On Mon, Sep 22, 2008 at 4:43 PM, Tom Lane <tgl@sss.pgh.pa.us> wrote: > "Vladimir Rusinov" <vladimir@greenmice.info> writes: >> But now I'm getting following error: >> pg_dump: WARNING: terminating connection because of crash of another server >> process > > As a rule of thumb, you should disable OOM kill on any server system. This document describes a few solutions potentially better than outright disabling: http://www.redhat.com/archives/taroon-list/2007-August/msg00006.html . (I don't know whether those solutions actually work or not, but may be worth trying by the look of it.) Peter > However, you might want to look into why the system's aggregate memory > requirements have now increased from what they used to be.
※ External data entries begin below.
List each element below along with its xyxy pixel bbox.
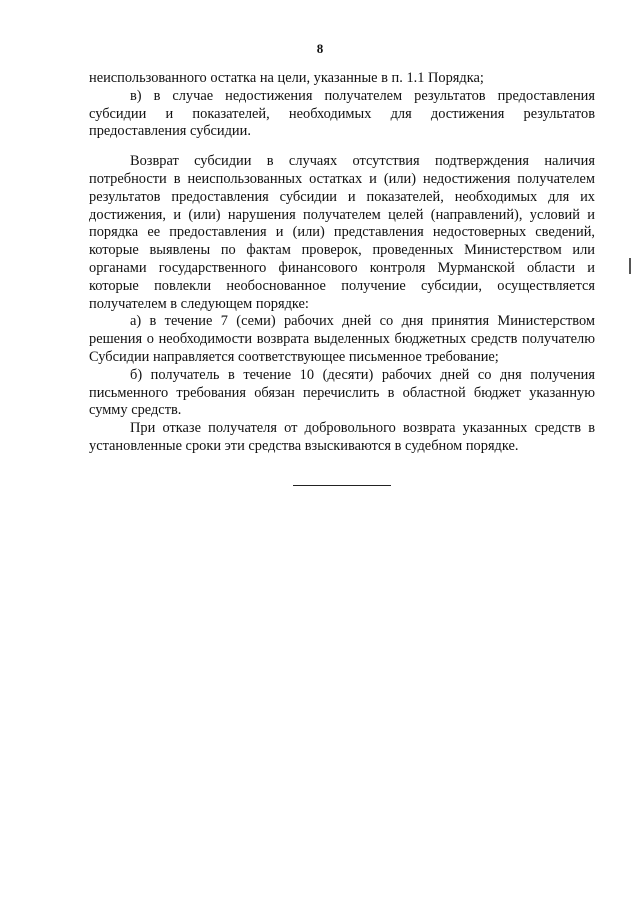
- document-body: [89, 70, 595, 456]
- page-number: 8: [316, 41, 324, 56]
- paragraph-item-v: в) в случае недостижения получателем результатов предоставления субсидии и показателей, необходимых для достижения результатов предоставления субсидии.: [89, 87, 595, 140]
- paragraph-refusal: При отказе получателя от добровольного возврата указанных средств в установленные сроки эти средства взыскиваются в судебном порядке.: [89, 420, 595, 454]
- paragraph-item-b: б) получатель в течение 10 (десяти) рабочих дней со дня получения письменного требования обязан перечислить в областной бюджет указанную сумму средств.: [89, 366, 595, 419]
- scan-artifact-mark: [629, 258, 631, 274]
- paragraph-item-a: а) в течение 7 (семи) рабочих дней со дня принятия Министерством решения о необходимости возврата выделенных бюджетных средств получателю Субсидии направляется соответствующее письменное требование;: [89, 313, 595, 365]
- paragraph-refund-procedure: Возврат субсидии в случаях отсутствия подтверждения наличия потребности в неиспользованных остатках и (или) недостижения получателем результатов предоставления субсидии и показателей, необходимых для их достижения, и (или) нарушения получателем целей (направлений), условий и порядка ее предоставления и (или) представления недостоверных сведений, которые выявлены по фактам проверок, проведенных Министерством или органами государственного финансового контроля Мурманской области и которые повлекли необоснованное получение субсидии, осуществляется получателем в следующем порядке:: [89, 153, 595, 312]
- end-of-text-rule: [293, 485, 391, 486]
- paragraph-remaining-balance: неиспользованного остатка на цели, указанные в п. 1.1 Порядка;: [89, 70, 484, 86]
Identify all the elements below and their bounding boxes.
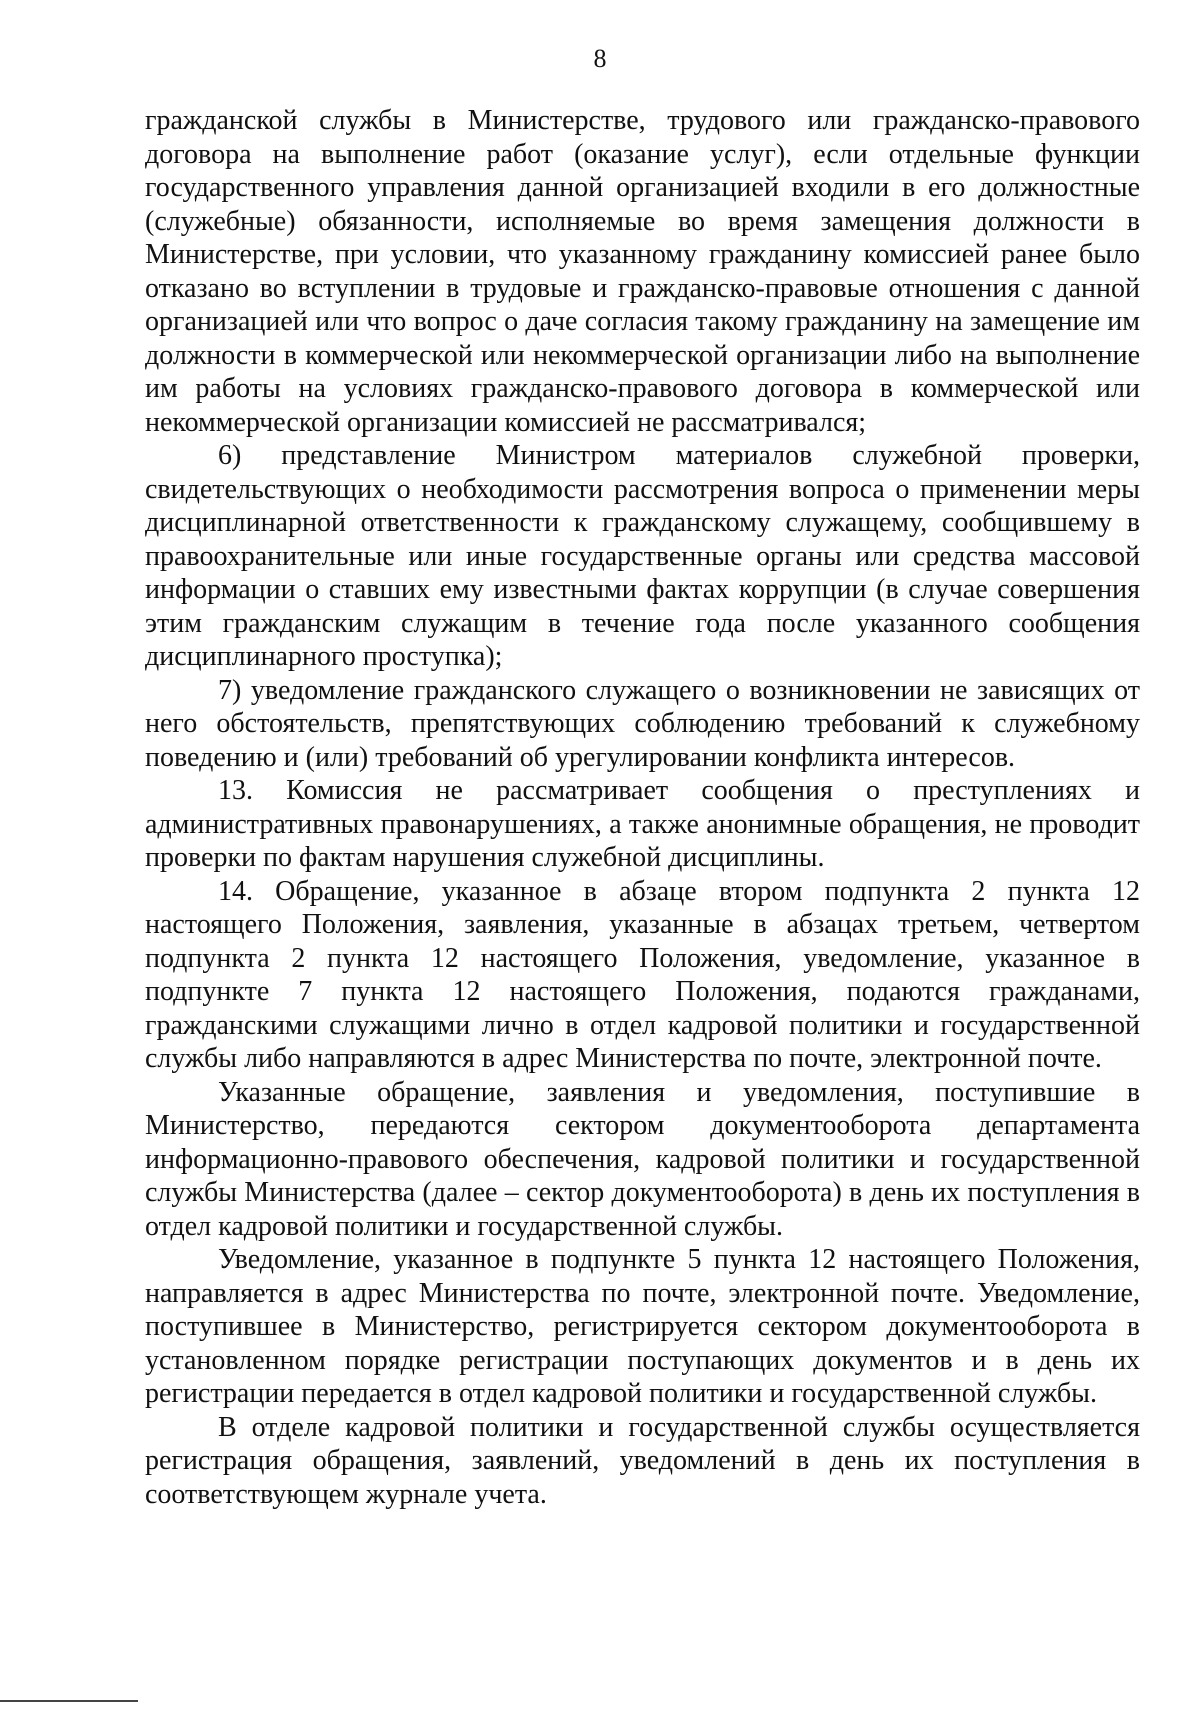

It seems > unlikely that this is pg_dump's fault per se, if you're running a > reasonably recent PG release. (There were some memory leaks inside > pg_dump, a long time ago...) > > regards, tom lane > > -- > Sent via pgsql-admin mailing list (pgsql-admin@postgresql.org) > To make changes to your subscription: > http://www.postgresql.org/mailpref/pgsql-admin >
On Sun, Sep 28, 2008 at 2:18 AM, Peter Kovacs <peter.kovacs.1.0rc@gmail.com> wrote: > On Mon, Sep 22, 2008 at 4:43 PM, Tom Lane <tgl@sss.pgh.pa.us> wrote: >> "Vladimir Rusinov" <vladimir@greenmice.info> writes: >>> But now I'm getting following error: >>> pg_dump: WARNING: terminating connection because of crash of another server >>> process >> >> As a rule of thumb, you should disable OOM kill on any server system. > > This document describes a few solutions potentially better than > outright disabling: > http://www.redhat.com/archives/taroon-list/2007-August/msg00006.html . > (I don't know whether those solutions actually work or not, but may be > worth trying by the look of it.) While there are better solutions for other types of servers, like web servers and what not, for PostgreSQL servers, overcommit isn't usually needed, and OOM killer / overcommit can both be disabled.